Photo: Syrian refugees rest after crossing into Jordan with their families in February. (CNS photo/Muhammad Hamed, Reuters)
Even as the two year Civil War continues to bring death and division in Syria, there are signs that representatives of some sides in the conflict are open to negotiation and perhaps some agreement leading to peace. This is a good development, one that both popes, Benedict and Francis, have been urging. The Syrian Catholic Patriarch, Joseph Younan, a longtime personal friend and wise head of his Church, offered some comments that should be heeded.
He noted that Syria is “the victim of a geopolitical strategy being carried out by western nations,” including our own. He correctly reminded us that “two years ago he and others had warned the west that this kind of violence would lead to chaos. From the beginning the western nations stood against the regime, calling it a dictatorship and saying the dictatorship must fall. Twentyfive months later the conflict is getting worse and the ones paying the price are innocent people.”

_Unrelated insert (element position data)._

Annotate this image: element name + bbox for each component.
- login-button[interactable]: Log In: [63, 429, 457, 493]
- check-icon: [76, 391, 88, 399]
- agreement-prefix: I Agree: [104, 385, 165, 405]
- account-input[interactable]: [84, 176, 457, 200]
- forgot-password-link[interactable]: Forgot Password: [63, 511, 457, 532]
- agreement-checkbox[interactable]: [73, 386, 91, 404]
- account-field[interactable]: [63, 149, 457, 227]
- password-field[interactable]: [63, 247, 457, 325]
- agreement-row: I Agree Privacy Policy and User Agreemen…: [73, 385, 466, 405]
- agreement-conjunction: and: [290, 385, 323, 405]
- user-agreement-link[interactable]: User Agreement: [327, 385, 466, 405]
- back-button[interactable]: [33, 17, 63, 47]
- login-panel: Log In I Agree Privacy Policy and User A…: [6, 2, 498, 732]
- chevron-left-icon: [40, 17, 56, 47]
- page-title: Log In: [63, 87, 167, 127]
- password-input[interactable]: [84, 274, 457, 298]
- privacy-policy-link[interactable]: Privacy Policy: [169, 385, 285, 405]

The Patriarch is not in favor or against the regime. But ousting the regime and imposing fundamentalist groups will lead to the excesses of the Arab Spring as seen in Libya or Egypt. He points as well to today’s Iraq as a potential future for Syria.
In the midst of all the violence from both the regime and from rebel groups of various stripes including Al Quada and Sunni extremists, Christians in Syria find themselves the most vulnerable. Internecine hatreds among various Muslim groups leave the Christian minority at the mercy of any and all sides in this conflict. One glaring example speaks for all: two bishops. one Greek Orthodox and one Syrian Orthodox trying to protect some of their flock in the northern area of Syria controlled by the rebels were hijacked by Chechen mercenaries last month and then handed over to Syrian rebels who continue to keep them in custody and away from their homes and their people.
The Patriarch is critical of western nations who have encouraged one side in this conflict acting “in the name of the so-called awakening of democracy. So called western democracy cannot be exported to countries that still look at religion as a base for ruling their regimes or political life.”
In my own judgment, I have been convinced for some time in favor of the position the Patriarch has taken. If the west, including the United States, and Russia had all left this to Syria and Syrians, it would have to be settled by forces native to that area of the Middle East. If our government and others had not taken public sides announcing that the rebels were right and the regime had to be deposed when they did not even know who the rebels are, perhaps the violence might have been contained regardless of who would have prevailed. With the Patriarch, I would never defend the actions of the Syrian regime. But neither can anyone who is sober and realistic deny that the rebels constitute at least as great a threat to a peaceful Syria where all, including Syrian Christians, can live in peace.
I make my own the Patriarch’s words. “We keep praying for peace and the liberation of all kidnapped.”